8. Aux termes de l'article L. 612-6 du code de l'entrée et du séjour des étrangers et du droit d'asile : " Lorsqu'aucun délai de départ volontaire n'a été accordé à l'étranger, l'autorité administrative assortit la décision portant obligation de quitter le territoire français d'une interdiction de retour sur le territoire français. Des circonstances humanitaires peuvent toutefois justifier que l'autorité administrative n'édicte pas d'interdiction de retour. Les effets de cette interdiction cessent à l'expiration d'une durée, fixée par l'autorité administrative, qui ne peut excéder cinq ans à compter de l'exécution de l'obligation de quitter le territoire français, et dix ans en cas de menace grave pour l'ordre public. ". Aux termes de l'article L. 612-10 du même code : " Pour fixer la durée des interdictions de retour mentionnées aux articles L. 612-6 et L. 612-7, l'autorité administrative tient compte de la durée de présence de l'étranger sur le territoire français, de la nature et de l'ancienneté de ses liens avec la France, de la circonstance qu'il a déjà fait l'objet ou non d'une mesure d'éloignement et de la menace pour l'ordre public que représente sa présence sur le territoire français. Il en est de même pour l'édiction et la durée de l'interdiction de retour mentionnée à l'article L. 612-8 ainsi que pour la prolongation de l'interdiction de retour prévue à l'article L. 612-11. ".

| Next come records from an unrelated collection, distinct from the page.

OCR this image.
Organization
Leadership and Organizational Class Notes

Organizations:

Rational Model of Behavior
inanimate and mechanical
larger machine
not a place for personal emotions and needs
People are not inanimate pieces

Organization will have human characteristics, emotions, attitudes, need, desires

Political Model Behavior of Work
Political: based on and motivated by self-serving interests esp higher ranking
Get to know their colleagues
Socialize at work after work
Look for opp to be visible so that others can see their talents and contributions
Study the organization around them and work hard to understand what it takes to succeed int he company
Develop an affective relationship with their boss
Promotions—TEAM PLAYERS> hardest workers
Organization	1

9. Le préfet de police a notamment fondé sa décision sur la circonstance que M. A a été condamné à une peine de six mois d'emprisonnement pour violences sans incapacité par conjoint et dégradation ou détérioration de bien de personne vulnérable et produit des pièces établissant que, précédemment, l'intéressé avait déjà été mis en cause pour des faits de violences sur sa compagne. Si le comportement de M. A justifie que soit prise à son encontre une interdiction de retour sur le territoire français, dans son principe, la durée retenue en l'espèce ne tient toutefois pas compte, qu'il est le père d'un enfant mineur de nationalité française né le 31 août 2024 et que cette durée de soixante mois d'interdiction de retour présente ainsi un caractère disproportionné. Il y a lieu par suite d'annuler la décision portant interdiction de retour sur le territoire français, prise sur le fondement des dispositions précitées de l'article L. 612-6 du code de l'entrée et du séjour des étrangers et du droit d'asile, en ce qu'elle fixe sa durée à soixante mois.

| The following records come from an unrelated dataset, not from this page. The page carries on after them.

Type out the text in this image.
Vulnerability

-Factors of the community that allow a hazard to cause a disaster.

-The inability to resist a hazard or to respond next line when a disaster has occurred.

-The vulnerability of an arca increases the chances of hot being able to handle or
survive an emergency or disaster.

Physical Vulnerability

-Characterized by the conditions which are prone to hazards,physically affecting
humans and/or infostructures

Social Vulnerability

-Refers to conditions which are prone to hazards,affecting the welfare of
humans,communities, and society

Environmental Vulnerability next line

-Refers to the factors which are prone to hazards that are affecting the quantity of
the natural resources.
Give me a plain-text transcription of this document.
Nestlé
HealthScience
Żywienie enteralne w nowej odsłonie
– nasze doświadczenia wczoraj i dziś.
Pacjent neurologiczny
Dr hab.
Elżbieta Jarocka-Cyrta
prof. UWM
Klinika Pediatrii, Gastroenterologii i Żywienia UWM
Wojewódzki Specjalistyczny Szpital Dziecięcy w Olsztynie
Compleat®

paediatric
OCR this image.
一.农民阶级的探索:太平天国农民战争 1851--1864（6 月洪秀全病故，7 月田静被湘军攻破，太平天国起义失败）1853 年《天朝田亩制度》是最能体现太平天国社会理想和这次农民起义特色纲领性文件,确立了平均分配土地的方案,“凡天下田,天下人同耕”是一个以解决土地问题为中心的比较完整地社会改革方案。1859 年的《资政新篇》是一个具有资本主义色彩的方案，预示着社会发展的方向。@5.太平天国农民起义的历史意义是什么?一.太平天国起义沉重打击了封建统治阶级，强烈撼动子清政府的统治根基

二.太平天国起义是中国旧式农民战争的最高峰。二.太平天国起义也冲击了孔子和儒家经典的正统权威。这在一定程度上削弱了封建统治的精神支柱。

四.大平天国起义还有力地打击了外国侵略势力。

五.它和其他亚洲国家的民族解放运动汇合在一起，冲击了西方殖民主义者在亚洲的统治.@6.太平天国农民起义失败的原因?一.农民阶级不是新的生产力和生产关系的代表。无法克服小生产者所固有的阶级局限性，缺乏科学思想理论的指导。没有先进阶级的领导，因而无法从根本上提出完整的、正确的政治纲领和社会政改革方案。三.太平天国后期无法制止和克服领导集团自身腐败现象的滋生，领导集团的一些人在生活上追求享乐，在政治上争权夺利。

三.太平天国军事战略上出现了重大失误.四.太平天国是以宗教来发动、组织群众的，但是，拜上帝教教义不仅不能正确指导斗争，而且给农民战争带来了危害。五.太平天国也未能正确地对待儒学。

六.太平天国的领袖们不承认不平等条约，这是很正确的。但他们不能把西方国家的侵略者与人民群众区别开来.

Sur les conclusions à fin d'injonction :

10. Les conclusions à fin d'annulation dirigées contre la décision par laquelle M. A a été obligé de quitter le territoire français ayant été rejetées, le présent jugement n'implique aucune mesure d'exécution. Les conclusions à fin d'injonction présentées par le requérant ne peuvent donc qu'être rejetées.

Sur les frais liés au litige :

11. Il y a lieu, dans les circonstances de l'espèce, de mettre à la charge de l'Etat une somme de 1 000 euros au bénéfice de M. A au titre de l'article L. 761-1 du code de justice administrative.

D É C I D E :

Article 1er : L'arrêté en date du 15 octobre 2024 par lequel le préfet de police a interdit à M. A le retour sur le territoire français pendant une durée de soixante mois est annulé.

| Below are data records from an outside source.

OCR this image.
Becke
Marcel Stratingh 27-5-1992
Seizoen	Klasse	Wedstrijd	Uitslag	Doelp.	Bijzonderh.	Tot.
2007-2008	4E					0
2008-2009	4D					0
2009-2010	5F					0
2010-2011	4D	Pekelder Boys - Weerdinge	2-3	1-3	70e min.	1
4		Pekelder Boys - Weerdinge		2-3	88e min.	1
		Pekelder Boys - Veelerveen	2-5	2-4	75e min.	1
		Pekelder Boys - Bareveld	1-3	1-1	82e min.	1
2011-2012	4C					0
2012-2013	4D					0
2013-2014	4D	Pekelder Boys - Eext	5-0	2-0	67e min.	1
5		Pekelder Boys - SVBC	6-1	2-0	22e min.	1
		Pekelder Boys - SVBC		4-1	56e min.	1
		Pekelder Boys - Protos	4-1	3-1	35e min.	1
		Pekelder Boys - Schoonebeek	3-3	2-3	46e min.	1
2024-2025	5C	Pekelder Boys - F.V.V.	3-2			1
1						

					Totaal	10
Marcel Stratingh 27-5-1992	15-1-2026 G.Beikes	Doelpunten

Article 2 : L'Etat versera une somme de 1 000 (mille) euros à M. A en application de l'article L. 761-1 du code de justice administrative.

Article 3 : Le surplus des conclusions de la requête de M. A est rejeté.

Article 4 : Le présent jugement sera notifié à M. E A et au préfet de police.

Rendu public par mise à disposition au greffe le 6 décembre 2024.

La magistrate désignée,

N. MARIK-DESCOINGSLa greffière,

L. POULAIN

La République mande et ordonne au préfet de police en ce qui le concerne ou à tous commissaires de justice à ce requis en ce qui concerne les voies de droit commun contre les parties privées, de pourvoir à l'exécution de la présente décision.